PALERMO. Nessuna depurazione delle acque reflue poi riversate in mare a Castellammare del Golfo e un’autorizzazione regionale per lo scarico scaduta da anni. Con questa accusa sono stati posti sotto sequestro preventivo gli impianti di depurazione del Comune di Castellammare del Golfo in contrada Cerri e in località Balata di Baida. Entrambi gli impianti presenterebbero evidenti segni di cedimento strutturale.

Inoltre dall’attività d’indagine, svolta dagli uomini del Nucleo di polizia giudiziaria della guardia costiera e dal Noe dei Carabinieri avrebbero consentito di accertare che le acque reflue, non avrebbero subito alcun tipo di processo depurativo e sarebbero state riversate a mare, creando danni a chi ne sia venuto a contatto e alterando d’ecosistema marino costiero.
La guardia costiera di Trapani ed il Noe dei Carabinieri di Palermo hanno dato esecuzione al decreto dal Gip del Tribunale di Trapani su richiesta della Procura della Repubblica di Trapani.
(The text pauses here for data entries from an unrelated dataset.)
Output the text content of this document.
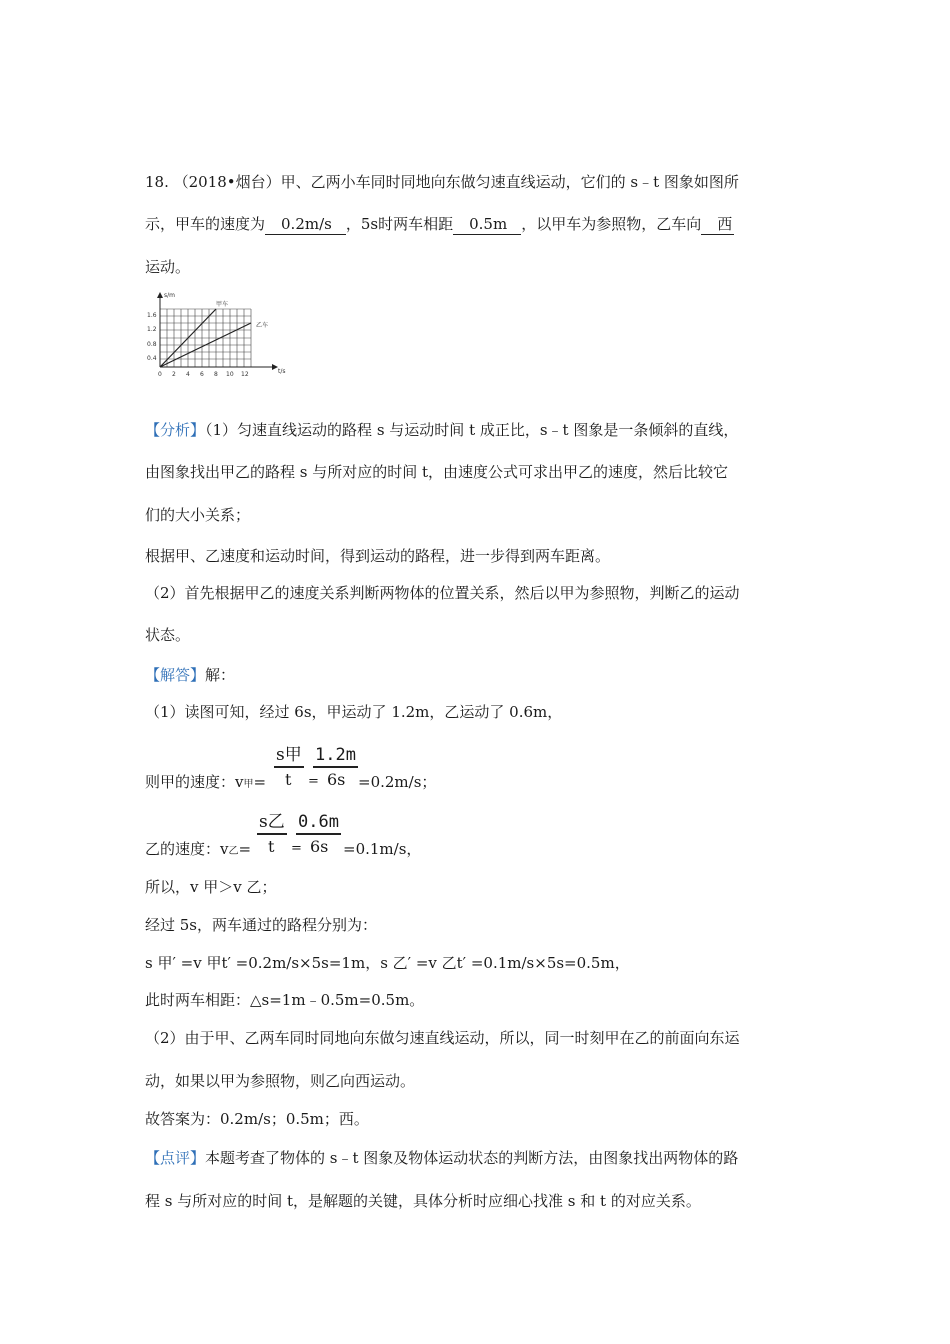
18. （2018•烟台）甲、乙两小车同时同地向东做匀速直线运动，它们的 s﹣t 图象如图所
示，甲车的速度为 0.2m/s ，5s时两车相距 0.5m ，以甲车为参照物，乙车向 西
运动。
s/m
t/s
1.6
1.2
0.8
0.4
0 2 4 6 8 10 12
甲车
乙车
【分析】（1）匀速直线运动的路程 s 与运动时间 t 成正比，s﹣t 图象是一条倾斜的直线，
由图象找出甲乙的路程 s 与所对应的时间 t，由速度公式可求出甲乙的速度，然后比较它
们的大小关系；
根据甲、乙速度和运动时间，得到运动的路程，进一步得到两车距离。
（2）首先根据甲乙的速度关系判断两物体的位置关系，然后以甲为参照物，判断乙的运动
状态。
【解答】解：
（1）读图可知，经过 6s，甲运动了 1.2m，乙运动了 0.6m，
则甲的速度：v甲=
s甲 1.2m
t = 6s =0.2m/s；
乙的速度：v乙=
s乙 0.6m
t = 6s =0.1m/s，
所以，v 甲＞v 乙；
经过 5s，两车通过的路程分别为：
s 甲′ =v 甲t′ =0.2m/s×5s=1m，s 乙′ =v 乙t′ =0.1m/s×5s=0.5m，
此时两车相距：△s=1m﹣0.5m=0.5m。
（2）由于甲、乙两车同时同地向东做匀速直线运动，所以，同一时刻甲在乙的前面向东运
动，如果以甲为参照物，则乙向西运动。
故答案为：0.2m/s；0.5m；西。
【点评】本题考查了物体的 s﹣t 图象及物体运动状态的判断方法，由图象找出两物体的路
程 s 与所对应的时间 t，是解题的关键，具体分析时应细心找准 s 和 t 的对应关系。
Tra le anomalie riscontrate nel corso delle indagini, sarebbe stato accertato che l’autorizzazione regionale allo scarico era scaduta da anni.

Il personale dell’Arpa di Trapani ha coadiuvato l’attività di polizia giudiziaria, nelle successive analisi di laboratorio dei campioni prelevati, ha confermato il superamento dei parametri previsti dal Testo unico ambientale.
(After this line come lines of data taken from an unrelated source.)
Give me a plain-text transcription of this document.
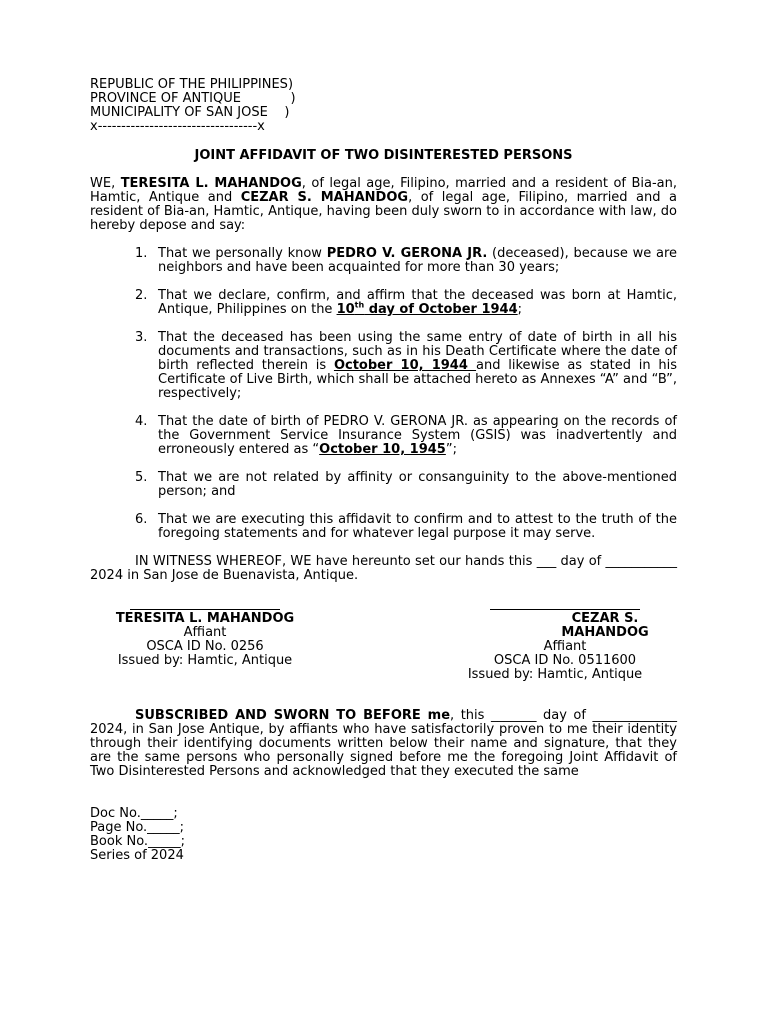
REPUBLIC OF THE PHILIPPINES)
PROVINCE OF ANTIQUE            )
MUNICIPALITY OF SAN JOSE    )
x----------------------------------x
JOINT AFFIDAVIT OF TWO DISINTERESTED PERSONS
WE, TERESITA L. MAHANDOG, of legal age, Filipino, married and a resident of Bia-an, Hamtic, Antique and CEZAR S. MAHANDOG, of legal age, Filipino, married and a resident of Bia-an, Hamtic, Antique, having been duly sworn to in accordance with law, do hereby depose and say:
1. That we personally know PEDRO V. GERONA JR. (deceased), because we are neighbors and have been acquainted for more than 30 years;
2. That we declare, confirm, and affirm that the deceased was born at Hamtic, Antique, Philippines on the 10th day of October 1944;
3. That the deceased has been using the same entry of date of birth in all his documents and transactions, such as in his Death Certificate where the date of birth reflected therein is October 10, 1944 and likewise as stated in his Certificate of Live Birth, which shall be attached hereto as Annexes “A” and “B”, respectively;
4. That the date of birth of PEDRO V. GERONA JR. as appearing on the records of the Government Service Insurance System (GSIS) was inadvertently and erroneously entered as “October 10, 1945”;
5. That we are not related by affinity or consanguinity to the above-mentioned person; and
6. That we are executing this affidavit to confirm and to attest to the truth of the foregoing statements and for whatever legal purpose it may serve.
IN WITNESS WHEREOF, WE have hereunto set our hands this ___ day of ___________ 2024 in San Jose de Buenavista, Antique.
TERESITA L. MAHANDOG
Affiant
OSCA ID No. 0256
Issued by: Hamtic, Antique
CEZAR S. MAHANDOG
Affiant
OSCA ID No. 0511600
Issued by: Hamtic, Antique
SUBSCRIBED AND SWORN TO BEFORE me, this _______ day of _____________ 2024, in San Jose Antique, by affiants who have satisfactorily proven to me their identity through their identifying documents written below their name and signature, that they are the same persons who personally signed before me the foregoing Joint Affidavit of Two Disinterested Persons and acknowledged that they executed the same
Doc No._____;
Page No._____;
Book No._____;
Series of 2024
In conseguenza di ciò il Gip del Tribunale di Trapani, preso atto delle attività eseguite e dei parametri tabellari superati, ha dunque disposto il sequestro preventivo e la custodia del depuratore con facoltà d’uso limitata al ripristino della funzionalità dell’impianto ed alla attività di manutenzione.

Tra le anomalie riscontrate nel corso delle indagini, sarebbe stato accertato che l’autorizzazione regionale allo scarico era scaduta da anni.